The encyclopedia of Kashmir paintings states that the   understanding of the painting traditions of Kashmir is limited as little evidence of it has survived till date. Manuscript paintings dating prior to the seventeenth century are virtually unknown. In related media, the mural paintings at the sites of Alchi (Ladakh, western Tibet) are the only indicators of a previously existing Kashmiri style and its eastward dissemination. Moreover, the manuscript paintings from the eighteenth century onward are so varied in style—ranging from the heavily Persianized to the purely indigenous (often termed “folkish”)—that it is not possible to identify a single style among these as characteristic of the region. An inversion of the interpretative paradigm, then, is perhaps more beneficial.

Rather than perceiving Kashmiri painting to be a directionless and mediocre imitation of styles from the Islamic and Indic worlds, another perspective could be more productive: the wide and rich variety of painting styles evidenced in but two centuries of surviving examples demonstrates that Kashmiri painters were not only prolific, but that they also fruitfully incorporated the many stylistic strains reaching them through commercial and other conduits connecting the region with lower India, Central Asia, and the  East.

In fact Kashmir has a rich tradition of painting and its history in the land goes beyond Mughal period. Mughal nobles are said to have promoted tradition of painting in Kashmir in 16th Century AD. It is said that there were five painters of repute from Kashmir in Mughal Darbar, though there is no painting evidence today displayed anywhere. A remarkable set of 24 large paintings on cotton are housed in the Indian section of Victoria and Albert Museum of London which, it is said, were produced in Kashmir in the middle of 16th Century AD.
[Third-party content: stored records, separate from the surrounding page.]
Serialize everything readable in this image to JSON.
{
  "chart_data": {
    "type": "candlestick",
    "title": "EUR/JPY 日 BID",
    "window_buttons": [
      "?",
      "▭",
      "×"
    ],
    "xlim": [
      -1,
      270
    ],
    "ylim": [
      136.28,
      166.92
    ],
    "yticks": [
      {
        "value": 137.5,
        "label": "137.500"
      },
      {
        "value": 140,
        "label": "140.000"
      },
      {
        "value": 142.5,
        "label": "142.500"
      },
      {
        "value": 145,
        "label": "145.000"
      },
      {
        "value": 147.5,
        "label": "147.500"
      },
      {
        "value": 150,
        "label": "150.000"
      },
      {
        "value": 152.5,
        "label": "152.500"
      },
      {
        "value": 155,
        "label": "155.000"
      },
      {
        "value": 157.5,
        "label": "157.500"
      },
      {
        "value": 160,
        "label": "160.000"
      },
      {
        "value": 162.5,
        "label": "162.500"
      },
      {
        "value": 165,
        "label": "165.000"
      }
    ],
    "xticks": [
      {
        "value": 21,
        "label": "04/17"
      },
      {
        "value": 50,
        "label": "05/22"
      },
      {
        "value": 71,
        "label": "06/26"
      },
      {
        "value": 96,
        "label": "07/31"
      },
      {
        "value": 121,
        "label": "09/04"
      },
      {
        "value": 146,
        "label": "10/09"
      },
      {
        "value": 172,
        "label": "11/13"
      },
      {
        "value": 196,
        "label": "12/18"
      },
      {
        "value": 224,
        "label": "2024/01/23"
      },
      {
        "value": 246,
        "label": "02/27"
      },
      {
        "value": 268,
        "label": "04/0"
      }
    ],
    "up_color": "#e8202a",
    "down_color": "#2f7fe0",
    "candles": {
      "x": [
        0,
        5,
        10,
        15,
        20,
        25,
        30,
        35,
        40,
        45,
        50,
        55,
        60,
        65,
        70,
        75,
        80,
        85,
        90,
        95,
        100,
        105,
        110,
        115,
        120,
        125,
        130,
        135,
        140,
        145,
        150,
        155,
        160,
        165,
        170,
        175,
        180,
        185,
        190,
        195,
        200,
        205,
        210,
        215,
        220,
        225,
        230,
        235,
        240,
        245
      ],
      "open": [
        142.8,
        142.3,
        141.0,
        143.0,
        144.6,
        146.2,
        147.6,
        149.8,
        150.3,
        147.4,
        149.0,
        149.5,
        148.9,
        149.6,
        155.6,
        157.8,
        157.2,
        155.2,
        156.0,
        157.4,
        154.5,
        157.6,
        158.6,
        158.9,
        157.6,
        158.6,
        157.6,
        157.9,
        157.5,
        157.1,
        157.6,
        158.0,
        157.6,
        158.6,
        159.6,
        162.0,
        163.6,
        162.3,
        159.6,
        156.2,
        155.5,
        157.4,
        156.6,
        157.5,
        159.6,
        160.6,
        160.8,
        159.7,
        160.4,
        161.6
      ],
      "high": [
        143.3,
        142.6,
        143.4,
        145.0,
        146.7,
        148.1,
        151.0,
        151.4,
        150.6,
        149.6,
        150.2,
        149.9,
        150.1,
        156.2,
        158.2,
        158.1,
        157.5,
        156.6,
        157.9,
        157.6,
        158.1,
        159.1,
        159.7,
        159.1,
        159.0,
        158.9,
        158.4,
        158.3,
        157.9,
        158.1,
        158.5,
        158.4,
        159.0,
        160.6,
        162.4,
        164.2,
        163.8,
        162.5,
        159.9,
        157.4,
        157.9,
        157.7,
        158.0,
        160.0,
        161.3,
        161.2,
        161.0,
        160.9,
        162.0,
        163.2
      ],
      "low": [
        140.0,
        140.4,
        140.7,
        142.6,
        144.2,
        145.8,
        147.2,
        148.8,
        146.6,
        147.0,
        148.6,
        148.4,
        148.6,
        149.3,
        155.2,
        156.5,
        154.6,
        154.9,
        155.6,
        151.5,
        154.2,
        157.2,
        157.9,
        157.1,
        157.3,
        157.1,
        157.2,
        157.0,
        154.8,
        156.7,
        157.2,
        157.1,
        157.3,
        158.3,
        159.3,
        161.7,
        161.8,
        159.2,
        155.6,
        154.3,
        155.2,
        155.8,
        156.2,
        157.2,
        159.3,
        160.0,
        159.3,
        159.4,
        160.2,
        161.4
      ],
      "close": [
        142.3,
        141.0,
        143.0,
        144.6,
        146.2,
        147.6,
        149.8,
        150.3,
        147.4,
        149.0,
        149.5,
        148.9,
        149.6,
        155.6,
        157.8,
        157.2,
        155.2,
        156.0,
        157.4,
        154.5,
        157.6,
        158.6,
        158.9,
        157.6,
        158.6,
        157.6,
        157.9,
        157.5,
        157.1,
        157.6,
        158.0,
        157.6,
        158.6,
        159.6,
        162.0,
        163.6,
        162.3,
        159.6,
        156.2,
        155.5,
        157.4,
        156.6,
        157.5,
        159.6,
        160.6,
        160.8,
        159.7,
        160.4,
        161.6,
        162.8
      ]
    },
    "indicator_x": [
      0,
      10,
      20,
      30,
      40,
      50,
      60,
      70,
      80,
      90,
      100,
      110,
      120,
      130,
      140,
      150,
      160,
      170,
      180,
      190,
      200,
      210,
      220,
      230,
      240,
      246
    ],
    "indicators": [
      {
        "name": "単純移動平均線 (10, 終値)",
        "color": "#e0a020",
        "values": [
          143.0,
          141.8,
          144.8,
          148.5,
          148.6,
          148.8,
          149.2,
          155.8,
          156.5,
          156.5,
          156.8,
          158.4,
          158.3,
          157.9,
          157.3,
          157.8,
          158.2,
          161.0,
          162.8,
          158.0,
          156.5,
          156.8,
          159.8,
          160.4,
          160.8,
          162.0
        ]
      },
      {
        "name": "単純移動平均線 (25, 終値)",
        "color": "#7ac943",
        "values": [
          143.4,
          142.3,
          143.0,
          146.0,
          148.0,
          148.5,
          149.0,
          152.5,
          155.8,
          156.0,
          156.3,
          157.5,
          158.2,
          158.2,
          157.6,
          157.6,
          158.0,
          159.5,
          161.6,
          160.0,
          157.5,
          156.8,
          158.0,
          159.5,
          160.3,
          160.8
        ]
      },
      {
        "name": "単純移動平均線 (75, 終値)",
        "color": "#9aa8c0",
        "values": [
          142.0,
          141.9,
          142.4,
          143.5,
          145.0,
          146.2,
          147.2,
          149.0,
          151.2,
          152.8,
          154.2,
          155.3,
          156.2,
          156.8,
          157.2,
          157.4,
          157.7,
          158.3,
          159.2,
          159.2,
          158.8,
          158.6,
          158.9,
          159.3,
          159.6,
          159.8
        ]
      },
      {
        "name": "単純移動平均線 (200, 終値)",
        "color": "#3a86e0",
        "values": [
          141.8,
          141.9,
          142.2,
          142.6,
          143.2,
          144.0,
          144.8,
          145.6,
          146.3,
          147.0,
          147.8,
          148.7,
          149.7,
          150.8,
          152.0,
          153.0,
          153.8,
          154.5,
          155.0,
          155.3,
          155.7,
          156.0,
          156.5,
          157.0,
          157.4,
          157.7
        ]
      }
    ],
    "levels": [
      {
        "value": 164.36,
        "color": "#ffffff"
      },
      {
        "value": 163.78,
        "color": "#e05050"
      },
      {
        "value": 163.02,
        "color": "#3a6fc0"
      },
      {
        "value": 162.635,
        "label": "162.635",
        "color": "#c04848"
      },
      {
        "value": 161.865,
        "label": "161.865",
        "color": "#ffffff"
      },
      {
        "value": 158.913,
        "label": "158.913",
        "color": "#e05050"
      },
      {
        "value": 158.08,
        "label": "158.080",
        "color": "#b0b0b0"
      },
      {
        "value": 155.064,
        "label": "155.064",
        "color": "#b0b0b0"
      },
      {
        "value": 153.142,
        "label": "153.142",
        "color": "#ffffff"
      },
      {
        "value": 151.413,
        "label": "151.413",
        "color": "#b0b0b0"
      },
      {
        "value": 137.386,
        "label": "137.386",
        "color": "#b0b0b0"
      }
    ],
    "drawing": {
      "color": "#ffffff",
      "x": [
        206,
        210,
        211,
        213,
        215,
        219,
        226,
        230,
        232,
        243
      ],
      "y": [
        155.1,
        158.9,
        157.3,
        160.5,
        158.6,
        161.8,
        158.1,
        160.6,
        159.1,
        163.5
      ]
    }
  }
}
The painting gallery of the state Museum houses very few Kashmirian paintings which included few banners and portraits of 18th and 19th Century AD, besides there are several illustrated manuscript leaves which also depict local Kashmirian painting themes. The gallery houses a set of five portraits of various Rajas and Maharajas which are recorded to have been collected from Jammu. The miniatures are painted in magnificent colors and respective traditional styles. The date of these paintings does not go beyond 18th Century AD.  The painting gallery does not house a single painting of any modern Kashmiri painter, which is unfortunate.